Trump adviser ties his tongue in knots trying to explain away the president's anti-Hispanic racism

On Monday night, President Donald Trump received heavy criticism after a rally in New Mexico in which he turned to one of his Hispanic advisers, Steve Cortes, said he "looks more like a WASP than I do," and asked him "Who do you like more, the country or the Hispanics?"


Talking with CNN's Chris Cuomo on Tuesday, Cortes was completely undeterred from going to bat for Trump against accusations of racism.

"Forget about how he put what he put to you last night. He's not the greatest wordsmith. It was a little clumsy, you recognize that, none of that matters to me," said Cuomo. "Here's what matters to me. How can the Latino community believe that he loves them when he has said so many anti-Mexican and even anti-Puerto Rican things, how can he love Latinos when she's shown such animosity?"

"We can certainly go through the examples of what you claim is animosity toward Hispanics. But I think what Hispanics want from politicians is results," said Cortes. "What matters is the deliverables and making their lives better. In that score, the security and the prosperity of Hispanic Americans, of all Americans but particularly Hispanics, that's what we're focused on here, this president has been an amazing."

"You say here's what people want," said Cuomo. You are assuming that there is no basic question of dignity involved, that all it is is about their pocketbook. Sure we care about our pocketbooks, me, you, of course. But when you are a member of a group that has been denigrated time and time and time again, this man who described the caravans coming here as being mostly murderers and rapists and some I assume are good people and all this stuff about the s-hole countries and what he said about the people of Puerto Rico. You know it's reflected in his numbers. He's got a third of them at best. How do you think you get to a majority?"

"But a third of them, let's put them in context. A third of them is incredible compared to expectations," said Cortes.

"To somebody who says bigoted things about them all the time," added Cuomo.

"That is fake news," said Cortes.

"Stop that talk," said Cuomo.

"It's bigoted to say we're going to turn the border into a racial issue when it's not," said Cortes. "America is not a race. You are protecting Americans of color, whether they are brown, black or purple. The media has tried to make his tough border policies inherently or somehow systematically racist."

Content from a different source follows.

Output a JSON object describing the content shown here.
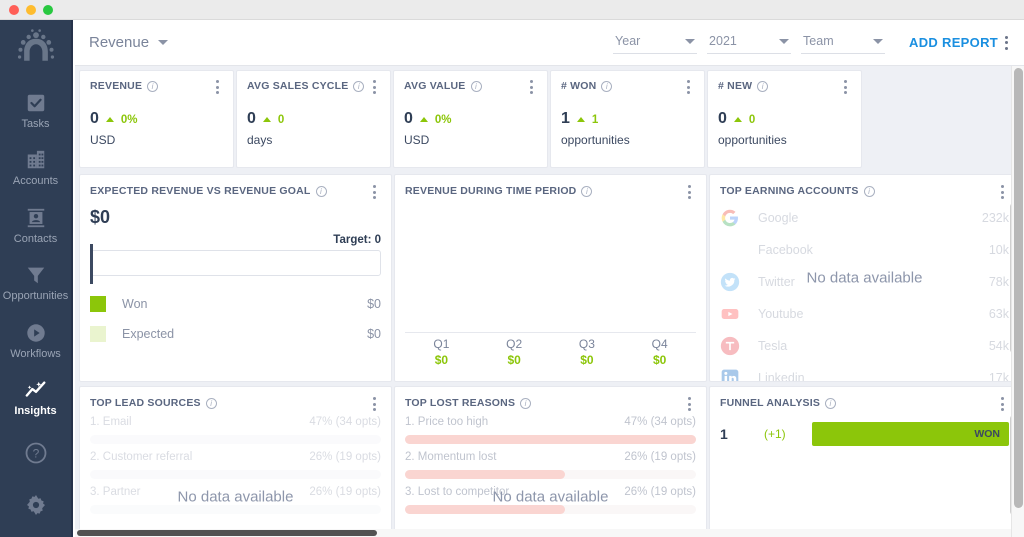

"Because he has depicted the people who are coming to the border as savages who are bombarding the gate," said Cuomo.

"Some of them are, Chris, we know that," said Cortes.

"Overwhelmingly they are not," Cuomo shot back.

"All of them, if they're coming illegally, all of them are committing a crime and all of them are unwelcome when they trespass in our country," said Cortes. "Some of them in addition are very dangerous. It's a very small minority for sure. They primarily wreak havoc against Hispanic Americans. The people who suffer the most from illegal immigration, from the ravages of illegal immigration, from the unfair wage market competition, from the very preventable crime of illegal aliens—"

"That's why he hires illegal workers and doesn't tell the truth about it, and that's why you guy drag Katie Steinle's family all over this country as an example of who we're trying to protect from these marauders at the gate?" said Cuomo. "Because he's worried about the impact to the Latino community?

"I talk a lot about a woman named Sandra Duran, a young Hispanic mother in Los Angeles who was killed by an illegal alien deported five times," said Cortes. "A beautiful, young, Hispanic American who is dead because we made a decision in this country to be soft on borders and California made a decision to be a so-called sanctuary city. I even hate that term because—"

"If you were so worried about preventable deaths, then you would attack poverty the way you attack the southern border," said Cuomo. "People, in a fit of desperation do stupid and sometimes even evil things as a product of it."

"I'm glad you mentioned poverty, Chris," said Cortes. "I'm glad you mentioned poverty because the poverty rate for Hispanic Americans just reached an all-time low."

"Why aren't they polling for the president then?" said Cuomo.

"The poll I care about will be on Election Day," said Cortes. "I'm confident this president is going to do incredibly well among Hispanics."

"Why? Is he going to stop talking about them this way and stop separating kids at the border?" said Cuomo.

"And he wants to secure the border more than anything to protect Hispanic Americans," added Cortes. "And one of the reasons I know that is because he's told me that personally in conversations."

"He should say it to everybody else," replied Cuomo. "He's welcome to come on the show and make that case to the American people."